Imam Al Qarafi memberikan nasihat:

إذا جاءك رجل من غير أهل إقليمك يستفتيك لا تجره على عرف بلدك واسأله عن عرف بلده وأجره عليه وأفته به دون عرف بلدك ودون المقرر في كتبك فهذا هو الحق الواضح  والجمود على المنقولات أبدا ضلال في الدين وجهل بمقاصد علماء المسلمين والسلف الماضين “

Jika datang kepadamu seorang dari luar daerahmu untuk meminta fatwa kepadamu, janganlah kamu memberikan hukum kepadanya berdasarkan adat kebiasaan yang berlaku di daerahmu, tanyailah dia tentang adat kebiasaan yang terjadi di daerahnya dan hargailah itu serta berfatwalah menurut itu, bukan berdasarkan adat kebiasaan di daerahmu dan yang tertulis dalam kitabmu. Itulah sikap yang benar dan jelas. Sedangkan sikap selalu statis pada teks adalah suatu kesesatan dalam agama dan kebodohan terhadap tujuan para ulama Islam dan generasi salaf pendahulu.
(Al Furuq, 1/176-177)

Begitu elok Syaikh As Sudais, ketika Beliau menjadi imam di Istiqlal, Beliau mengeraskan bacaan basmalah di surat Al Fatihah, sebagaimana kebiasaan umumnya di Indonesia. Padahal biasanya Beliau melirihkan suara basmallahnya. Inilah yang seharusnya dipahami oleh Syaikh yang ditanyakan saudara penanya.

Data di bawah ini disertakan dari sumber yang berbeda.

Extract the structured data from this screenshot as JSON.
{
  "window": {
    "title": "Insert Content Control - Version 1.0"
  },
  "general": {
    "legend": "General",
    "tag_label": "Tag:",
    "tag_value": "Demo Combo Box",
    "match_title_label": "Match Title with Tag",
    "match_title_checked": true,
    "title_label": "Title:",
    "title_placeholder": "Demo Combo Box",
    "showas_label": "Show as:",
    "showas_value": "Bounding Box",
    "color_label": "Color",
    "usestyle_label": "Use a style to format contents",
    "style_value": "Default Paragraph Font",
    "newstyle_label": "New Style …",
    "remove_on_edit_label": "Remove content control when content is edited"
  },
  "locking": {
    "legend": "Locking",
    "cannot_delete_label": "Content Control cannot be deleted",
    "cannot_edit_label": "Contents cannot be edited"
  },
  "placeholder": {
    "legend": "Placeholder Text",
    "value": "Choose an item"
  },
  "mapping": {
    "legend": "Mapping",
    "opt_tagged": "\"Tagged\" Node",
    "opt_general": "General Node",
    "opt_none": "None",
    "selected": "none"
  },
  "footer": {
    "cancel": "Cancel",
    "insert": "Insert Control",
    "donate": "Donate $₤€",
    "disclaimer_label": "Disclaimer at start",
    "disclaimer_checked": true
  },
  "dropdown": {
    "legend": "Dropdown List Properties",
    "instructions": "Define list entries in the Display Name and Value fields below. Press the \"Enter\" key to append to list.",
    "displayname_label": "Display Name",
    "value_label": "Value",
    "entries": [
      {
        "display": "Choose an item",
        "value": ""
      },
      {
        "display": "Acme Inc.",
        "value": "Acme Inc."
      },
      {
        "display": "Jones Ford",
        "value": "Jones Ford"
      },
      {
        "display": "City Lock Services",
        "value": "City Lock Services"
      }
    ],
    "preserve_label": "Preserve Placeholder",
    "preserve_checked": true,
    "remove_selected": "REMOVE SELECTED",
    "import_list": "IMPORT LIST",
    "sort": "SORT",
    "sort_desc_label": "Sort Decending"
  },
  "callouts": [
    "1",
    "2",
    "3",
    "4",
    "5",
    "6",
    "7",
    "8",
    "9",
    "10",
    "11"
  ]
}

Tentang membaca Al Fatihah sebelum berdoa, itu memang menjadi kebiasaan di Indonesia bahkan juga banyak di negeri lain. Secara fiqih pun diakui oleh para ahli ilmu. Sebab, salah satu adab berdoa adalah memulai dengan puji-pujian kepada Allah Ta’ala, dan pujian paling sempurna adalah yang ada pada surat Al Fatihah.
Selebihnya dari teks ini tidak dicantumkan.